Now English social media users know the line between ‘troll’ and ‘criminal’

In online life, how offensive is too offensive? That may be a legally irrelevant question in countries that enjoy strong free speech protections, but it’s a very serious question in England and Wales.

As you may recall, this year saw an extraordinary series of jail sentences for online trolls there, for offences including calling public officials rude names and joking about missing children. The Crown Prosecution Service has apparently had to deal with 60 cases relating to ‘threats’ made over Twitter or Facebook in the last year and a half. The director of public prosecutions, Keir Starmer, said in October that he would look at the rules, and now he’s come back with some provisional guidelines (PDF warning) – finalized rules will follow after a public consultation.

“These interim guidelines are intended to strike the right balance between freedom of expression and the need to uphold the criminal law,” Starmer said. “They make a clear distinction between communications which amount to credible threats of violence, a targeted campaign of harassment against an individual or which breach court orders on the one hand, and other communications sent by social media, e.g. those that are grossly offensive, on the other.”

“A prosecution is unlikely to be in the public interest if the communication is swiftly removed, blocked, not intended for a wide audience or not obviously beyond what could conceivably be tolerable or acceptable in a diverse society which upholds and respects freedom of expression.”

According to Starmer, those making serious threats will be “prosecuted robustly”, while those just making tasteless jokes and comments will only face prosecution “if they cross a high threshold”.
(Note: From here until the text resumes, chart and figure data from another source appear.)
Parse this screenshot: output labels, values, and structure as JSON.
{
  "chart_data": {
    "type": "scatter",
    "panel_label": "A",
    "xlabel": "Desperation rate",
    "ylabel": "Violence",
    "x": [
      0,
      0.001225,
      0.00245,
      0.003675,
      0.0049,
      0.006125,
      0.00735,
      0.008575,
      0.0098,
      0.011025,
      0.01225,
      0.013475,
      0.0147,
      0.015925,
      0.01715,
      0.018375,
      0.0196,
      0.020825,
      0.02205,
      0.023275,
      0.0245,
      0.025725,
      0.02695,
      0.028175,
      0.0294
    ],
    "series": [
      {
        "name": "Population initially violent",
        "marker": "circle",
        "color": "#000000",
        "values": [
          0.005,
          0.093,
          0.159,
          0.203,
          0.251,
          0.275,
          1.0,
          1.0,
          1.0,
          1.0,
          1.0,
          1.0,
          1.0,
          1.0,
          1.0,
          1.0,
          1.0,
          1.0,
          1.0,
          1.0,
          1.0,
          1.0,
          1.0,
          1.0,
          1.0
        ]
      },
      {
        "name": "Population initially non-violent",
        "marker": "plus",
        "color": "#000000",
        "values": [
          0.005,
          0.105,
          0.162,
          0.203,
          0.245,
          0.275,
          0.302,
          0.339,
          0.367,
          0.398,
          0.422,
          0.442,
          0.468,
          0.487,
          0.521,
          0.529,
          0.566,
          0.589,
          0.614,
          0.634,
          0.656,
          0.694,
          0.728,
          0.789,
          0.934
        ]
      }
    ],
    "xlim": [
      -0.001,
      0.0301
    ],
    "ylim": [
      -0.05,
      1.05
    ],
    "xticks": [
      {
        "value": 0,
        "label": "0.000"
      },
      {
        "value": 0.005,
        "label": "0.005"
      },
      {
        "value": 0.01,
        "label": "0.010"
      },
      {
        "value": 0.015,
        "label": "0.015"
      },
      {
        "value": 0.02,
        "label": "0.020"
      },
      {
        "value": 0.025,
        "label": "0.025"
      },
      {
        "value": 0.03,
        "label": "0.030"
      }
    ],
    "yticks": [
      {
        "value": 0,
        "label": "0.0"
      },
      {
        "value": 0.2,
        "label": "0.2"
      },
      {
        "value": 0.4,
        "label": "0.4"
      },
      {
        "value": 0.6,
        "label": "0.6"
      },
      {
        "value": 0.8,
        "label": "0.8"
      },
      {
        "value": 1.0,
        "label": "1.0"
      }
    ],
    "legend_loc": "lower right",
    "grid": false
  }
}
So, how high is that threshold? Here’s where the whole business becomes even sillier that it may seem at first. Essentially, the rules are already there in various laws – it’s just that the English and Welsh prosecutors seem to need reminding:

They should only proceed with cases involving such an offence where they are satisfied that the communication in question is more than:

• Offensive, shocking or disturbing; or
• Satirical, iconoclastic or rude comment; or
• The expression of unpopular or unfashionable opinion about serious or trivial matters, or banter or humour, even if distasteful to some or painful to those subjected to it.

Starmer also pointed out that kids are, well, kids, so age and maturity should be factors when deciding whether or not to throw someone in jail for being rude.

The guidelines have led to some partly humorous interpretations and recommendations, such as this from The Guardian:

Credible threats will still be prosecuted, so go big or go to jail. Avoid plausible phrases such as “I’m physically going to punch you.” Instead, try the much less credible: “I’m going to hit you so hard we both get knighthoods.” How would that possibly happen? It wouldn’t. Granting you total legal immunity.

This isn’t over yet. That public consultation still needs to happen, and there may still be new laws that specifically address online speech – in case you haven’t already guessed, the existing laws seem to be open to a bit too much interpretation.

But Starmer’s interim guidelines should provoke relief among both general free speech advocates, and those who follow the development of online life. The fact is, what people say online may technically qualify as publication or telecommunications, but it’s pretty much what people might just say in the pub. And nobody’s prosecuting bad taste in that context.